C’est en fait la lecture attentive de documents d’état civil détenus par mes parents, qui un après midi d’été, nous avaient permis mon frère et moi de mesurer les liens qui nous unissaient à cette région, en construisant un premier arbre généalogique familial, indiquant les lieux de naissance de nos grands parents et de leurs ascendants.
La contemplation de cet arbre, son rapprochement avec les quelques photos dont nous disposions, sa confrontation avec notre connaissance des lieux, allait permettre à ce projet de prendre corps.
Les liens entre l’Espagne quittée en 1909, et l’ Algérie quittée en 1962, apparaissaient alors comme le fil conducteur de l’histoire de cette famille, permettant de comprendre ce qui avait poussé Juan Manuel Deharo Cervantes notre grand père à choisir l’immigration en y entraînant sa famille, et celle de sa belle sœur.

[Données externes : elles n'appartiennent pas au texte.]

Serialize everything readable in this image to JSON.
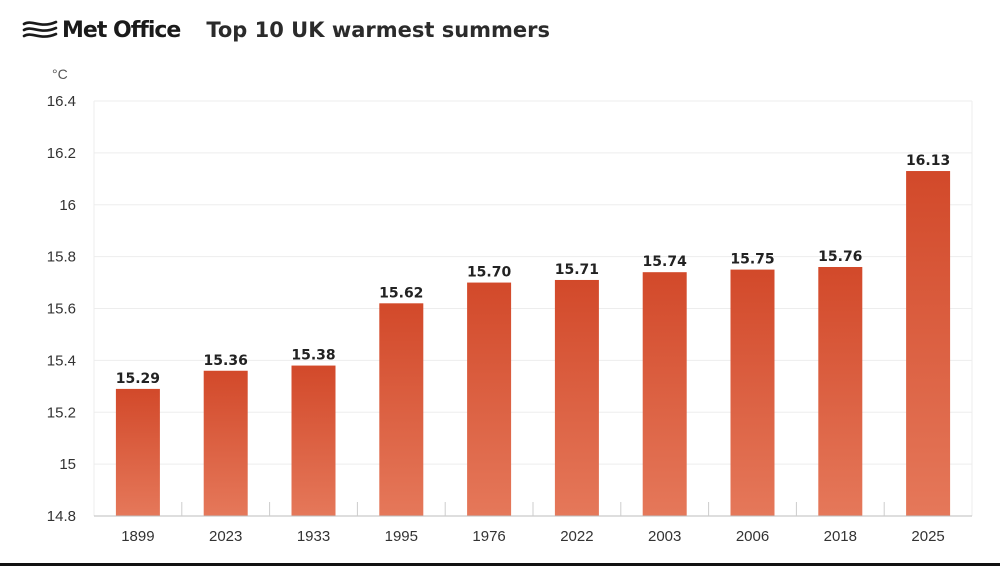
{
  "brand": {
    "name": "Met Office",
    "icon": "met-office-swirl-icon"
  },
  "chart_data": {
    "type": "bar",
    "title": "Top 10 UK warmest summers",
    "ylabel": "°C",
    "xlabel": "",
    "categories": [
      "1899",
      "2023",
      "1933",
      "1995",
      "1976",
      "2022",
      "2003",
      "2006",
      "2018",
      "2025"
    ],
    "values": [
      15.29,
      15.36,
      15.38,
      15.62,
      15.7,
      15.71,
      15.74,
      15.75,
      15.76,
      16.13
    ],
    "labels": [
      "15.29",
      "15.36",
      "15.38",
      "15.62",
      "15.70",
      "15.71",
      "15.74",
      "15.75",
      "15.76",
      "16.13"
    ],
    "ylim": [
      14.8,
      16.4
    ],
    "yticks": [
      14.8,
      15,
      15.2,
      15.4,
      15.6,
      15.8,
      16,
      16.2,
      16.4
    ],
    "ytick_labels": [
      "14.8",
      "15",
      "15.2",
      "15.4",
      "15.6",
      "15.8",
      "16",
      "16.2",
      "16.4"
    ],
    "grid": true,
    "colors": {
      "bar_top": "#d2492a",
      "bar_bottom": "#e5785a",
      "grid": "#ededed",
      "axis": "#bdbdbd",
      "text": "#333333"
    }
  }
}
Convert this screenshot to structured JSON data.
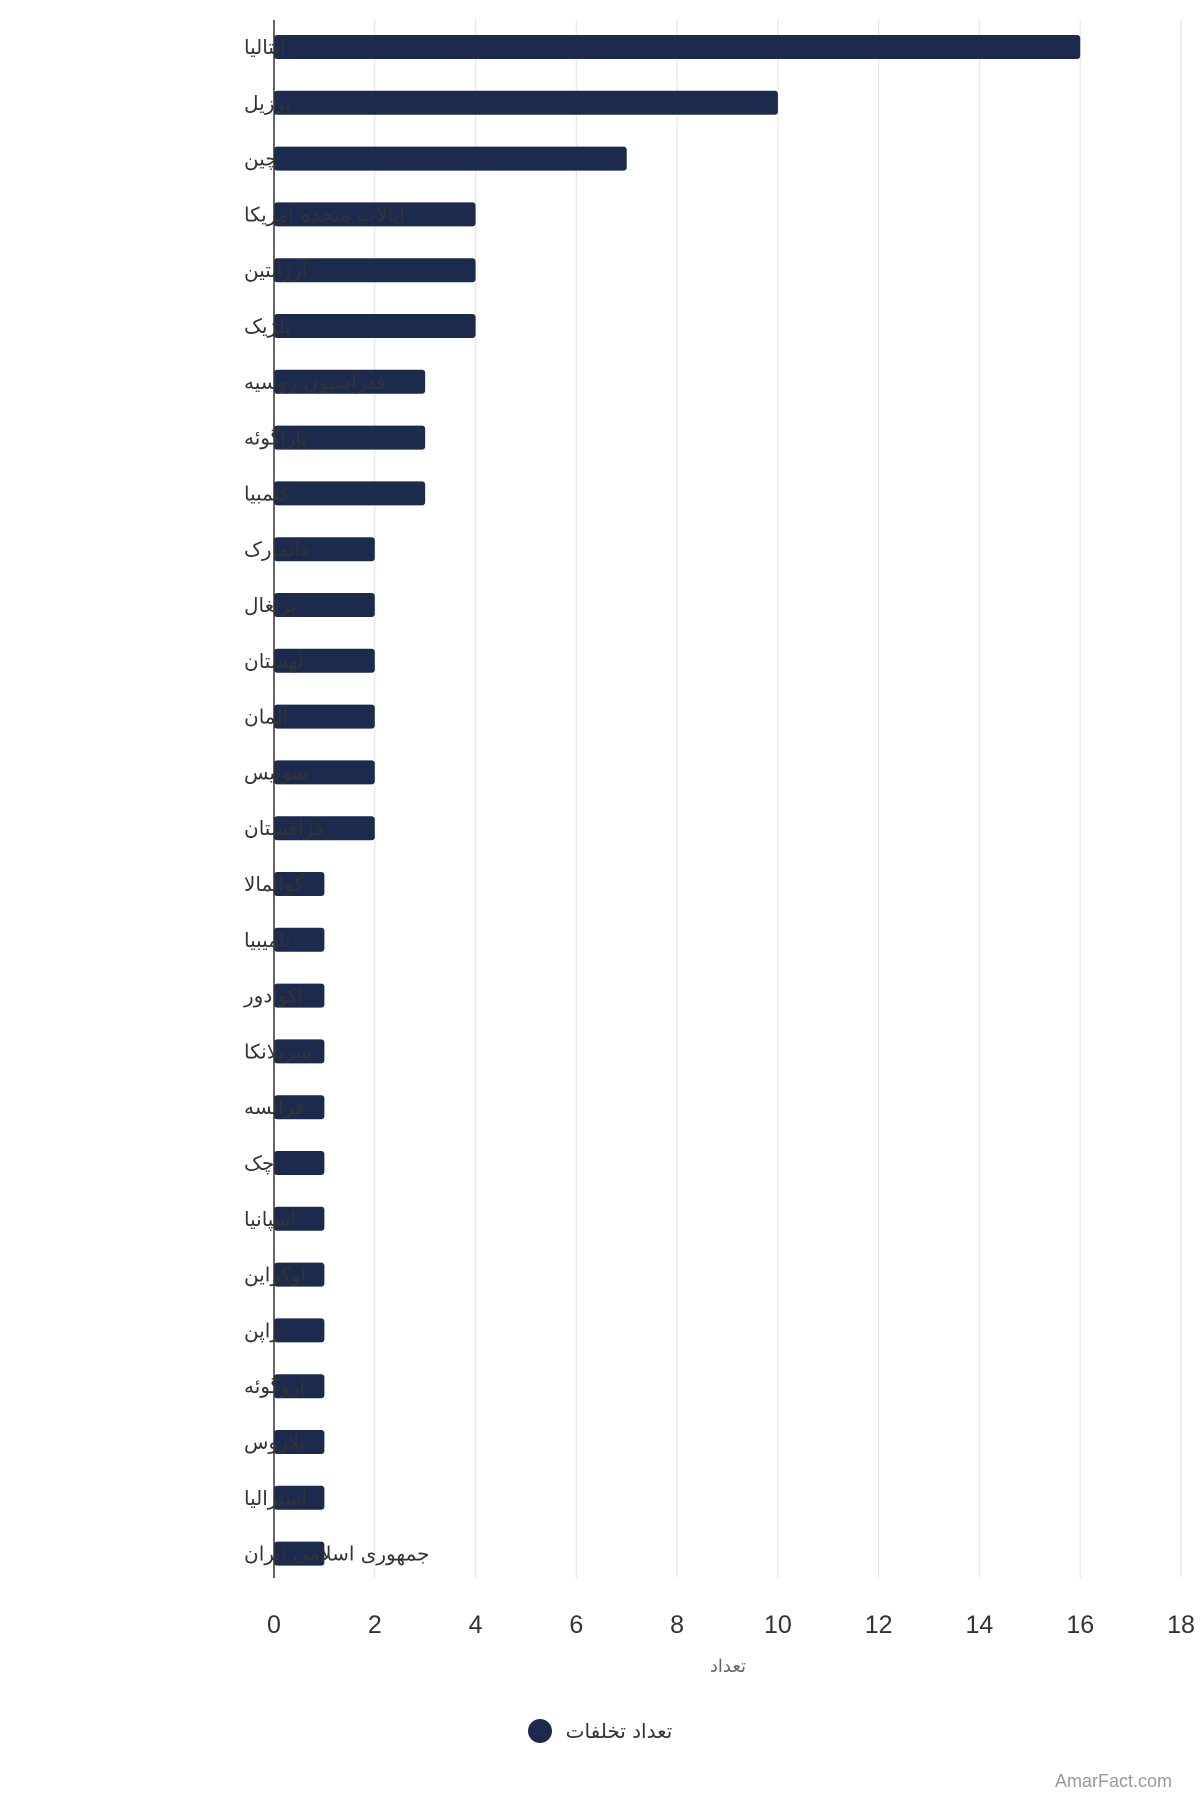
{
  "chart_data": {
    "type": "bar",
    "orientation": "horizontal",
    "categories": [
      "ایتالیا",
      "برزیل",
      "چین",
      "ایالات متحده آمریکا",
      "آرژانتین",
      "بلژیک",
      "فدراسیون روسیه",
      "پاراگوئه",
      "کلمبیا",
      "دانمارک",
      "پرتغال",
      "لهستان",
      "آلمان",
      "سوئیس",
      "قزاقستان",
      "گواتمالا",
      "نامیبیا",
      "اکوادور",
      "سریلانکا",
      "فرانسه",
      "چک",
      "اسپانیا",
      "اوکراین",
      "ژاپن",
      "اروگوئه",
      "بلاروس",
      "استرالیا",
      "جمهوری اسلامی ایران"
    ],
    "series": [
      {
        "name": "تعداد تخلفات",
        "values": [
          16,
          10,
          7,
          4,
          4,
          4,
          3,
          3,
          3,
          2,
          2,
          2,
          2,
          2,
          2,
          1,
          1,
          1,
          1,
          1,
          1,
          1,
          1,
          1,
          1,
          1,
          1,
          1
        ]
      }
    ],
    "xlim": [
      0,
      18
    ],
    "x_ticks": [
      0,
      2,
      4,
      6,
      8,
      10,
      12,
      14,
      16,
      18
    ],
    "xlabel": "تعداد",
    "ylabel": "",
    "title": "",
    "grid": true,
    "legend_position": "bottom",
    "bar_color": "#1c2a4d",
    "grid_color": "#e6e6e6",
    "axis_color": "#333333"
  },
  "legend": {
    "label": "تعداد تخلفات",
    "color": "#1c2a4d"
  },
  "credit": "AmarFact.com"
}
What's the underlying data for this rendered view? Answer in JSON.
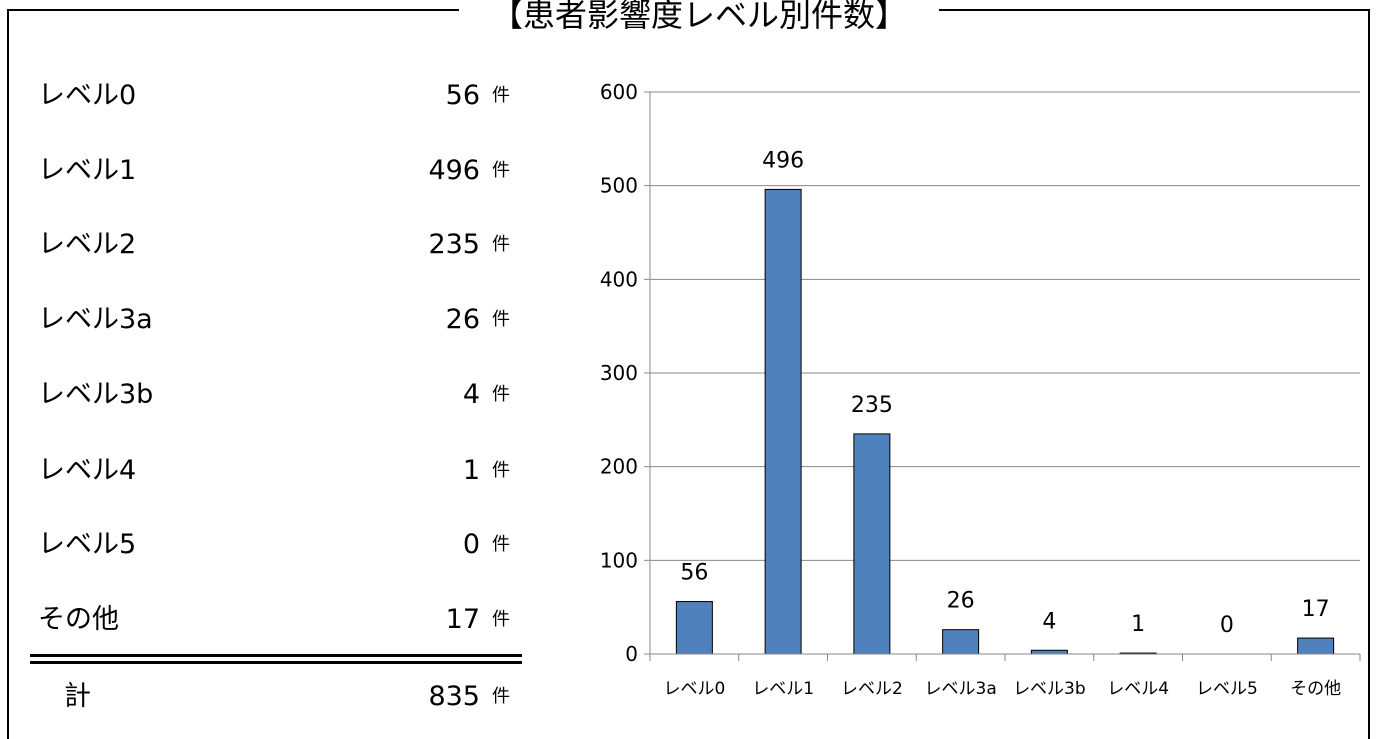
{
  "title": "【患者影響度レベル別件数】",
  "table": {
    "unit": "件",
    "rows": [
      {
        "label": "レベル0",
        "value": "56"
      },
      {
        "label": "レベル1",
        "value": "496"
      },
      {
        "label": "レベル2",
        "value": "235"
      },
      {
        "label": "レベル3a",
        "value": "26"
      },
      {
        "label": "レベル3b",
        "value": "4"
      },
      {
        "label": "レベル4",
        "value": "1"
      },
      {
        "label": "レベル5",
        "value": "0"
      },
      {
        "label": "その他",
        "value": "17"
      }
    ],
    "total_label": "計",
    "total_value": "835"
  },
  "chart_data": {
    "type": "bar",
    "title": "",
    "xlabel": "",
    "ylabel": "",
    "categories": [
      "レベル0",
      "レベル1",
      "レベル2",
      "レベル3a",
      "レベル3b",
      "レベル4",
      "レベル5",
      "その他"
    ],
    "values": [
      56,
      496,
      235,
      26,
      4,
      1,
      0,
      17
    ],
    "ylim": [
      0,
      600
    ],
    "yticks": [
      0,
      100,
      200,
      300,
      400,
      500,
      600
    ],
    "grid": true,
    "legend": "none",
    "bar_color": "#4f81bd",
    "data_labels": true
  }
}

Une photo, celle de José et Denise, mes parents, jeunes, adossés côte à côte sur la barrière de bois de leur nouvelle propriété apparaît comme un point médian de l’histoire, une pause de bonheur retrouvé, entre deux périodes migratoires.
Sur cette photo, leurs yeux hésitent entre l’objectif du photographe, et la terre à leurs pieds. Ils échangent un regard fugitif, symbole de leur complicité, et de la confiance dans ce pays nouveau qui les accueillait.
A l’arrière plan, dans l’encadrement de la porte, la silhouette de la grand mère maternelle, Damiana, semble couver les époux dont on comprend déjà qu’ils sont chargés de l’héritage qu’elle avait implicitement accepté d’assumer en suivant Juan Manuel quelques 40 ans plus tôt.
Ma mère, le regard languide, enveloppée dans un châle de laine tricotée, mon père coiffé d’un béret noir, l’air dégagé et insouciant étaient les premiers enfants de deux familles de Vera qui avaient décidé de quitter l’Espagne pour l’Algérie.